Petite vigne (ci-contre à gauche), très inspiré de vigne (chap. Les carreaux hispaniques de Valence) en diffère par plusieurs aspects. La tige tourne en sens inverse, elle est beaucoup plus raide, les éléments portés sont moins nombreux. Ce modèle apparaît notamment à Alger à la Qasba du Dey et à Constantine au Palais du Bey.
Un grand nombre de modèles d’origines indéterminées autres que ceux d’inspiration hispanique, ont été relevés en particulier à Alger et à Constantine. Les uns sont de 12 à 13 cm, d’autres de 20 cm environ. Nombreux sont ceux parmi eux qui semblent de la fin du 18e et même du début 19e, certains étant peut-être même postérieurs à la Conquête (1830) et si cela était confirmé, ils ne devraient pas être pris en compte dans une étude des carreaux de la Régence turque. Voici quelques-uns de ces nombreux modèles.

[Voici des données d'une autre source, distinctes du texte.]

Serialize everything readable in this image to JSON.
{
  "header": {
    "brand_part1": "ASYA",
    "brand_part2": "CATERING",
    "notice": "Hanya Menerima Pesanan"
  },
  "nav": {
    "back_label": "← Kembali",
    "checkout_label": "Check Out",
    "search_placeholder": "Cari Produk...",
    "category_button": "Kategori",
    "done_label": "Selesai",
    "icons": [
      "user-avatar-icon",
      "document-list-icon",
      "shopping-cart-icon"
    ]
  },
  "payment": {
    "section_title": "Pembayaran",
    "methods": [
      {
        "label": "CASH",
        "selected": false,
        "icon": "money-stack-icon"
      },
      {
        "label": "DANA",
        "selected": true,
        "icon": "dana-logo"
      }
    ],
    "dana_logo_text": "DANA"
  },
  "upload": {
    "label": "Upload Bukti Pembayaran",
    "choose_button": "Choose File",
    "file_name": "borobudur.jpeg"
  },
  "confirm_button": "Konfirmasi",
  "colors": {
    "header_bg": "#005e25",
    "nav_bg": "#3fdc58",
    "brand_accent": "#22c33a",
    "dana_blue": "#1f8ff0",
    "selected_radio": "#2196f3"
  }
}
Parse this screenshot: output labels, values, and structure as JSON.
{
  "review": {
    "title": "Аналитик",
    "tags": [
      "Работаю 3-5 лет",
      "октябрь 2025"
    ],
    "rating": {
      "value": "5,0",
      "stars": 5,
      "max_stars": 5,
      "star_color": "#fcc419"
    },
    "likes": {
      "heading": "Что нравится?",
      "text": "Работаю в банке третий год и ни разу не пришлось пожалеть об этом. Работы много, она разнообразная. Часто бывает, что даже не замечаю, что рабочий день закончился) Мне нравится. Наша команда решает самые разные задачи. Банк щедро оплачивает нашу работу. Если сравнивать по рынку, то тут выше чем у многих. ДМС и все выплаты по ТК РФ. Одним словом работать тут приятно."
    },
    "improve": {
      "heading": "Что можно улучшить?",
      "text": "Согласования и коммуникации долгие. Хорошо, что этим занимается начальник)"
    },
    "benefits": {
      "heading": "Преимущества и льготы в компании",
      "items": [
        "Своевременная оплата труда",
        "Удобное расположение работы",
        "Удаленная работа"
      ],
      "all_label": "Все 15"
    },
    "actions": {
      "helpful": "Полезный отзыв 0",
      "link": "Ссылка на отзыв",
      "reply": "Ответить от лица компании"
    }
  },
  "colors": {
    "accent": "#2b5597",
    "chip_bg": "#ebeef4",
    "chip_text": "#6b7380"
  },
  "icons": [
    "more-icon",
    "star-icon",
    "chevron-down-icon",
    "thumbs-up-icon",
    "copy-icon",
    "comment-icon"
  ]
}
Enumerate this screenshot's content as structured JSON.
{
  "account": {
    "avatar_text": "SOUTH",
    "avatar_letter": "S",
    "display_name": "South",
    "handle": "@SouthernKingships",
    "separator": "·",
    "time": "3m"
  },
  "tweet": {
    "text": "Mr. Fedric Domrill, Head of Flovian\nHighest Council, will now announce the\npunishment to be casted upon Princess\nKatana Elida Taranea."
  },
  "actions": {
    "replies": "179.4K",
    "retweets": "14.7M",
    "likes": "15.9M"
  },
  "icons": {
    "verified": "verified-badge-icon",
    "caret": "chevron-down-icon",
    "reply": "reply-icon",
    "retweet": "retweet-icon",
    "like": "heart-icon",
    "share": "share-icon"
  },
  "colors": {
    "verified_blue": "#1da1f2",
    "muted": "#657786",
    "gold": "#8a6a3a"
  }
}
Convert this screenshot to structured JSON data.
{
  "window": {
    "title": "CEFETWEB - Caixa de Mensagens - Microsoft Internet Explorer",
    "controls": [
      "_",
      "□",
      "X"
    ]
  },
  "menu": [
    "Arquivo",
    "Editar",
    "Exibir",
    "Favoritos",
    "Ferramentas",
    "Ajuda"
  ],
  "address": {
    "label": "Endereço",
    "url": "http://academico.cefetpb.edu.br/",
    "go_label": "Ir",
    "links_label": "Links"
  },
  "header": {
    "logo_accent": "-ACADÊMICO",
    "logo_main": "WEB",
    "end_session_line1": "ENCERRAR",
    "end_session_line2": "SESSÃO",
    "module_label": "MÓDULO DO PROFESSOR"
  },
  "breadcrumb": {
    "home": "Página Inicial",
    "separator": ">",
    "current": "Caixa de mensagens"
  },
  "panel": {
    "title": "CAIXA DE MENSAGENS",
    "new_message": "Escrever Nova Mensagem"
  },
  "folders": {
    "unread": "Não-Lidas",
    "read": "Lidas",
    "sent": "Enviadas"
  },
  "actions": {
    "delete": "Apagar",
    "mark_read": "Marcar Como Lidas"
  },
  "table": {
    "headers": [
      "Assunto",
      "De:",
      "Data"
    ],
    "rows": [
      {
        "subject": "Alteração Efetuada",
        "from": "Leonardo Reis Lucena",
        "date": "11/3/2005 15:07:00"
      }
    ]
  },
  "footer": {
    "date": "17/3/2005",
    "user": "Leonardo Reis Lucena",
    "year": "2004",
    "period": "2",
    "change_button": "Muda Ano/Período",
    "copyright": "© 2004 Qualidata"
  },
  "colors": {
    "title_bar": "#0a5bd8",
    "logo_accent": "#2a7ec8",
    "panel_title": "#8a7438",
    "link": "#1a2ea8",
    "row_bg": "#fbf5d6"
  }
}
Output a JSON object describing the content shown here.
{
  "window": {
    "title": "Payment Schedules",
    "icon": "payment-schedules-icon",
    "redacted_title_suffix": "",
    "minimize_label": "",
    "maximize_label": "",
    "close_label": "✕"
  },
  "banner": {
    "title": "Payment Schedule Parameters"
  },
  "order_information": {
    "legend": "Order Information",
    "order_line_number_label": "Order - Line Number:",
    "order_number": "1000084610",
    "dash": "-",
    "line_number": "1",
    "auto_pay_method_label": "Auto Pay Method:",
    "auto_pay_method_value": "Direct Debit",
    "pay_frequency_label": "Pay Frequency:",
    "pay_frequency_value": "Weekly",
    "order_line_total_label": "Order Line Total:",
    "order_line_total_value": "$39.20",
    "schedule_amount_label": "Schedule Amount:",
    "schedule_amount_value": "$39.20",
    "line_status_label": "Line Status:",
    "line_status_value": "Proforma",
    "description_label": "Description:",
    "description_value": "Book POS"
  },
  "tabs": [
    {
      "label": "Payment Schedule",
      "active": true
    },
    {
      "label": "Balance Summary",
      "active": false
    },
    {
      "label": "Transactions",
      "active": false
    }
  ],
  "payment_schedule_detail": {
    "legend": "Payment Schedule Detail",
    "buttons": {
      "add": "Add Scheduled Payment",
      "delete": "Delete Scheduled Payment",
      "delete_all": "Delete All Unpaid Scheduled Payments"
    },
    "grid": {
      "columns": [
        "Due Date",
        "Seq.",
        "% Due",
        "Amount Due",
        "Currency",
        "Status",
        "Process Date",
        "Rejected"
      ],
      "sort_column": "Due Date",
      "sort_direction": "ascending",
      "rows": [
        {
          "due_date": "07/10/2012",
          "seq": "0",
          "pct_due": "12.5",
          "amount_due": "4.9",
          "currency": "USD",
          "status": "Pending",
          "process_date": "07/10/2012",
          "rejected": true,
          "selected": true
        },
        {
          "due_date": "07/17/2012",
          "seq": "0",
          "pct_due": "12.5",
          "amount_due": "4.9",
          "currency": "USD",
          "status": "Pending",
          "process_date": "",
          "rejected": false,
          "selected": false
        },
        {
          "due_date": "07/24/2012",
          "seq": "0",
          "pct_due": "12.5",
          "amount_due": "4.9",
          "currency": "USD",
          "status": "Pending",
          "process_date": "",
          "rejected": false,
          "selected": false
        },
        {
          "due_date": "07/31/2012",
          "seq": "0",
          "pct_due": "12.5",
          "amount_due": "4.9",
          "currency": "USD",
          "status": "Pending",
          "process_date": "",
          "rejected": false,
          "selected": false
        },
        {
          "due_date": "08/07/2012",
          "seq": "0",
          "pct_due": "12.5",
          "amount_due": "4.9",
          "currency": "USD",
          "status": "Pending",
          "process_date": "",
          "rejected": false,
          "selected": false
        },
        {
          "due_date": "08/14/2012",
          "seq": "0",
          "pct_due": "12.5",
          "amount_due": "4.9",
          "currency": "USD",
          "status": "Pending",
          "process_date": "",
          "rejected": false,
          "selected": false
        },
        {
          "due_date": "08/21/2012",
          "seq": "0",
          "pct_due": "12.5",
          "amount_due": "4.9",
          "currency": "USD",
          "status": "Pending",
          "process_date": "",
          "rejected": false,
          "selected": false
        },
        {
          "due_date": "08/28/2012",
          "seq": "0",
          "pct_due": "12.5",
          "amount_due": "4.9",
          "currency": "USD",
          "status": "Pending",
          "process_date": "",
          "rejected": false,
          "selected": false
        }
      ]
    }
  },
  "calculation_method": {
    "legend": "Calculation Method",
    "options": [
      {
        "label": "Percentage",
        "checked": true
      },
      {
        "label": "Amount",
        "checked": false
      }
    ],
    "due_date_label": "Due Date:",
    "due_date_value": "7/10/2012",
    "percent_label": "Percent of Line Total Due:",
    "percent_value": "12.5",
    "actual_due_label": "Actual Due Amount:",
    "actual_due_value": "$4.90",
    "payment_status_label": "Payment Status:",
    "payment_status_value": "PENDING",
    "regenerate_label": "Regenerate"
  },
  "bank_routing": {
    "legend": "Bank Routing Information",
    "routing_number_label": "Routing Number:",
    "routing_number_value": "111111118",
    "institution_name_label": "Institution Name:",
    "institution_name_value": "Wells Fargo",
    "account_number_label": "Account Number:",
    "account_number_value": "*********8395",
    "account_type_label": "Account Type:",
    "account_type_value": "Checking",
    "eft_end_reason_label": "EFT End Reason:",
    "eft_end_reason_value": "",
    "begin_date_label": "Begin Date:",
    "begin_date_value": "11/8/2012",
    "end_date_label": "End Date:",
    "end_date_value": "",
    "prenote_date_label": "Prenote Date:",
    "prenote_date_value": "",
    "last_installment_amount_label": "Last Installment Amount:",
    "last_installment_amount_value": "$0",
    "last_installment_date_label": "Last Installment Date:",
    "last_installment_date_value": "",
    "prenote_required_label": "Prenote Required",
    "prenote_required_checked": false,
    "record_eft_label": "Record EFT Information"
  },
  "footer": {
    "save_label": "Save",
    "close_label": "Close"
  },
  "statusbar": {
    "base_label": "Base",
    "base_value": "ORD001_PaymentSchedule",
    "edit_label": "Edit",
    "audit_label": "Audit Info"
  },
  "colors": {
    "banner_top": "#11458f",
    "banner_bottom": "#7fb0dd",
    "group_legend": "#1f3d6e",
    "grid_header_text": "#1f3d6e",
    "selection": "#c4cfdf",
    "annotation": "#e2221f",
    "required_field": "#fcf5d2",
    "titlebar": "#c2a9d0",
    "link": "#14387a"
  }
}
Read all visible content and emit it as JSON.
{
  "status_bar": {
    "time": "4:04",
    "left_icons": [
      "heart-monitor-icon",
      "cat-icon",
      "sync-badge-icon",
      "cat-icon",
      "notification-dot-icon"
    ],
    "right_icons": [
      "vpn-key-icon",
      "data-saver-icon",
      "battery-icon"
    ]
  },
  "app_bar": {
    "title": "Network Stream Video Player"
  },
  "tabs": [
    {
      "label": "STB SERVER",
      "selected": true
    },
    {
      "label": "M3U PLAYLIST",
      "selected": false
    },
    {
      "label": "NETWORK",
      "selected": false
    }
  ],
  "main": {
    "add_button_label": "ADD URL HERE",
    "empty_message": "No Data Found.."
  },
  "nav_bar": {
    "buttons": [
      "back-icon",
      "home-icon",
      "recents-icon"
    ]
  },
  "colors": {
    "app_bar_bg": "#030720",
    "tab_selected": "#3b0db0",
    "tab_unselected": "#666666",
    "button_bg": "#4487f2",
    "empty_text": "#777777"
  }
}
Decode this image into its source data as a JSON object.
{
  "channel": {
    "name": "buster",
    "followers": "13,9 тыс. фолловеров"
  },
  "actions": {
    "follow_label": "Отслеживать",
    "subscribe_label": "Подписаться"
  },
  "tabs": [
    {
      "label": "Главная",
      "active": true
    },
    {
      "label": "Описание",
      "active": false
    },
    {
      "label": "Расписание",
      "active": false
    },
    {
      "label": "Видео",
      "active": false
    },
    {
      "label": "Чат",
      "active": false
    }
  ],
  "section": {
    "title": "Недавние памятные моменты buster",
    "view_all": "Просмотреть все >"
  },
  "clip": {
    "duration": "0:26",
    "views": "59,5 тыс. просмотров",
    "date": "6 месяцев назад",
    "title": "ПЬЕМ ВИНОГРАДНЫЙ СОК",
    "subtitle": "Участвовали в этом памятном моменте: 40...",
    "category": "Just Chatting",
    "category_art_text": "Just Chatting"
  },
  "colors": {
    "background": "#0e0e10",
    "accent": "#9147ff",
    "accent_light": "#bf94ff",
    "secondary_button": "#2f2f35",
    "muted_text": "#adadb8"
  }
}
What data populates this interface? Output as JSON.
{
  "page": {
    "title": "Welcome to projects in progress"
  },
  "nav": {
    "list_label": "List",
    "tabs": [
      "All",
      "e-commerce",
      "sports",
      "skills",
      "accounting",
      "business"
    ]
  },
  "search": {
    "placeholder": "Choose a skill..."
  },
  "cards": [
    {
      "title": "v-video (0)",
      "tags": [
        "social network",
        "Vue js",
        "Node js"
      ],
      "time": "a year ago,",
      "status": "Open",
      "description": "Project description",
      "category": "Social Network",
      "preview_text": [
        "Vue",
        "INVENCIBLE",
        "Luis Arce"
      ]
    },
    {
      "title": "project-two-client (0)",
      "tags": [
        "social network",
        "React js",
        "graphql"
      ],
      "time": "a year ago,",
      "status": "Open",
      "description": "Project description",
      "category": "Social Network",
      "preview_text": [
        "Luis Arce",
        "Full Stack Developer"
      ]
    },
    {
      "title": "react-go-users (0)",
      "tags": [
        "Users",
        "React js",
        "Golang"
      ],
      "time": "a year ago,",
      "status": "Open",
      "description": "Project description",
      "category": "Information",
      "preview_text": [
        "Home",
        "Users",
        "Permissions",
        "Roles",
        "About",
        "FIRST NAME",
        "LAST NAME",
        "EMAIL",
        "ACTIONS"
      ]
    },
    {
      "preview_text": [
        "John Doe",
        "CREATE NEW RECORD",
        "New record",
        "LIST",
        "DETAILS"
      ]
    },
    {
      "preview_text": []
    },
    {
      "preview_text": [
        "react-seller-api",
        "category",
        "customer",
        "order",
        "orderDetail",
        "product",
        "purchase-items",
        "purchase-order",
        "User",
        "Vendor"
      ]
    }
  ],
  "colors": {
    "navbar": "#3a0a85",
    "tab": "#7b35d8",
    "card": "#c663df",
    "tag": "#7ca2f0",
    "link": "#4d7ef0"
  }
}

Alger recèle des carreaux portant au revers les lettres HS séparées par un point (ci-contre à droite). Ils semblent dater de la fin de la Régence, voire du début de l’époque française. Peut-être sont-ils à cheval sur ces deux périodes autour de 1830.
Grande fleur centrale (ci-contre à gauche) est un modèle à motif élémentaire à quatre axes de symétrie.
Les autres carreaux marqués HS portent un motif figuratif. Ils appartiennent à deux séries très proches (ci-contre à droite) mais on trouve aussi, rarement, des modèles mixtes. Le motif est inscrit dans un cercle polychrome presque identique dans les deux séries ; chacun des quatre angles est occupé par un fleuron.
La série H.S aux fleurons trifoliés (12,7 cm environ) porte des motifs « terrestres », sur sol vert et ocre (ci-dessus gauche et ci-contre à gauche ne présentant que le motif) : monument accompagné d’un arbre, plus rarement animal (oiseau, chiens savants…). Certains monuments sont inspirés de ceux de l’antiquité romaine (arc de triomphe, aqueduc…) ; ce sont aussi châteaux, granges, mosquées de type balkanique... La représentation en est souvent fantaisiste voire irréaliste, de même pour les animaux.
La série H.S aux fleurons en épis (13 cm) porte des motifs « maritimes » ou « lacustres » (ci-dessus à droite et ci-dessous). Généralement y figure un vaisseau là aussi parfois assez fantaisiste. Il semble que cette série soit légèrement plus récente que la précédente.
Grands carreaux (19e)
Le palais du Bey à Constantine renferme un certain nombre de grands carreaux (environ 20 cm) de divers styles dont les modèles sont pour chacun très apparentés entre eux. Ils sont apparemment contemporains de la construction de ce monument (1826-1835) et certains au moins semblent originaires de Sicile.
1. Couranjou J., 2003. Dues rajoles trobades a Alger, còpies d’origen indeterminat de models Hispànics [Existence à Alger de deux carreaux d’origine indéterminée, copies de modèles hispaniques]. Butlleti Informatiu de Ceramicà, 78-79, 4-6. (en catalan).